Anyway, back to the question at hand. The logical alternative to starting to evolve Jakarra EE towards cloud native is to jump to the end game, or somewhere on that road. And I believe that MicroProfile does precisely that for enterprise Java. Recent surveys from the Eclipse Foundation and others back up this assertion. The MicroProfile community has done a great job so far and should be congratulated.

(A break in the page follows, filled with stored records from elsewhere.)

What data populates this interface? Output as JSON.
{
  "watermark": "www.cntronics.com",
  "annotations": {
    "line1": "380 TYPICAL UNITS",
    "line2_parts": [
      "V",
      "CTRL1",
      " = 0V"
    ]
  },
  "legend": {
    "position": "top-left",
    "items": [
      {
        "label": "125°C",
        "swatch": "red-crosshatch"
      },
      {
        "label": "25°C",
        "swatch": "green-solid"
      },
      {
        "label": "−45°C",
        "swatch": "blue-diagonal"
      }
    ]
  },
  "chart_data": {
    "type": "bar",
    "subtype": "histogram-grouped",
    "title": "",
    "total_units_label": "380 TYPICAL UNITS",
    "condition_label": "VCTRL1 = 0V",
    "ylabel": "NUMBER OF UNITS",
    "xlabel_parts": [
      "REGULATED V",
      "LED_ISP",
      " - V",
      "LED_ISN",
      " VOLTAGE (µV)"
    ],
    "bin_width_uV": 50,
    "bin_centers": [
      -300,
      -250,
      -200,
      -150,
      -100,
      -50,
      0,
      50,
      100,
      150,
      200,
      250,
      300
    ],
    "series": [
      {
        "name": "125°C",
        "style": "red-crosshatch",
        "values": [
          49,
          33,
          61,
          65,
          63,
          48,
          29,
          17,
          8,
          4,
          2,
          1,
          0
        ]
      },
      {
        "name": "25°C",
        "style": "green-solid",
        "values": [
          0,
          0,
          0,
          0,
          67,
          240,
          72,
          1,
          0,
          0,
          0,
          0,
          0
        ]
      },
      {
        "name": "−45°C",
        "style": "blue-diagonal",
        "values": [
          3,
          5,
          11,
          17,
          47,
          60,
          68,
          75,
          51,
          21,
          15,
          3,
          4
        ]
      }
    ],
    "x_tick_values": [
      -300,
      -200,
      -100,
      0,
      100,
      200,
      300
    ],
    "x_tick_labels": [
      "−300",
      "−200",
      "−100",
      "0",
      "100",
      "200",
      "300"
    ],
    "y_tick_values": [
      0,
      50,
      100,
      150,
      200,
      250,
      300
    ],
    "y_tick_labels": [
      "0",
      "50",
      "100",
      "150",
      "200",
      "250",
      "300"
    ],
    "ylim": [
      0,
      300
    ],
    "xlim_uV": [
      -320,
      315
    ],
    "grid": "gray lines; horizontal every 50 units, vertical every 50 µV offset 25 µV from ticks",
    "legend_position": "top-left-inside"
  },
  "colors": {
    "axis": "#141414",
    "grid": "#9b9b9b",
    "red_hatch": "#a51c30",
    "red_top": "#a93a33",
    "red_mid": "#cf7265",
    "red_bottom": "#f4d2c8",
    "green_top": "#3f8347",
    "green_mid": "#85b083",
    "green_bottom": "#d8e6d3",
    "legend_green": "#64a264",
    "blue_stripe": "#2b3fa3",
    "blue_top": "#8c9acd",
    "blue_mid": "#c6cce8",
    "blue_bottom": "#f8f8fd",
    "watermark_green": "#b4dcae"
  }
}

If you've looked at MicroProfile recently then you'll know it uses a few Java EE specifications, such as CDI and JAX-RS. It doesn't seem to need more than those just yet. However, if more Jakarta EE pieces need to be evolved then pull them in. Push them back to Jakarta EE if needed but don’t make that a requirement. Use the momentum that we've all built up around MicroProfile to keep driving forward. Maybe some Jakarta EE specifications need replacing completely for the cloud, e.g., transactions or messaging. Reactive is not something which can be easily applied to all of the current Jakarta EE specifications so why not just start with a much more focussed (limited specifications) approach, as MicroProfile is doing? Can you imagine the can of worms we might open if we wanted to make Spec A reactive only to find that impacts B, C and D, with other cascading impacts from them?

So if the community still believes that pieces of Java EE have a role to play in cloud-native microservices, I suggest MicroProfile is already a far better starting point than where Jakarta EE is today. Now as I stated in an earlier blog post you might not agree with me and that's fine. Perhaps the reader believes there’s something else other than cloud-native microservices that people want to innovate around using Jakarta EE? Great, let's hear it and open a discussion. How many people are willing to contribute their time and maybe even money to it? If Jakarta EE is to not only survive this javax namespace issue but thrive then it needs people to stand up and be counted against GitHub commits.

1 comment:

Anonymous said...

Take CDI spec, evolving the spec within Microprofile and keeping it stable within JakartaEE splits the community and efforts in two camps. Like once Spring vs JavaEE.

With the consequence that we are innovating within MP and JakartaEE slowly dies.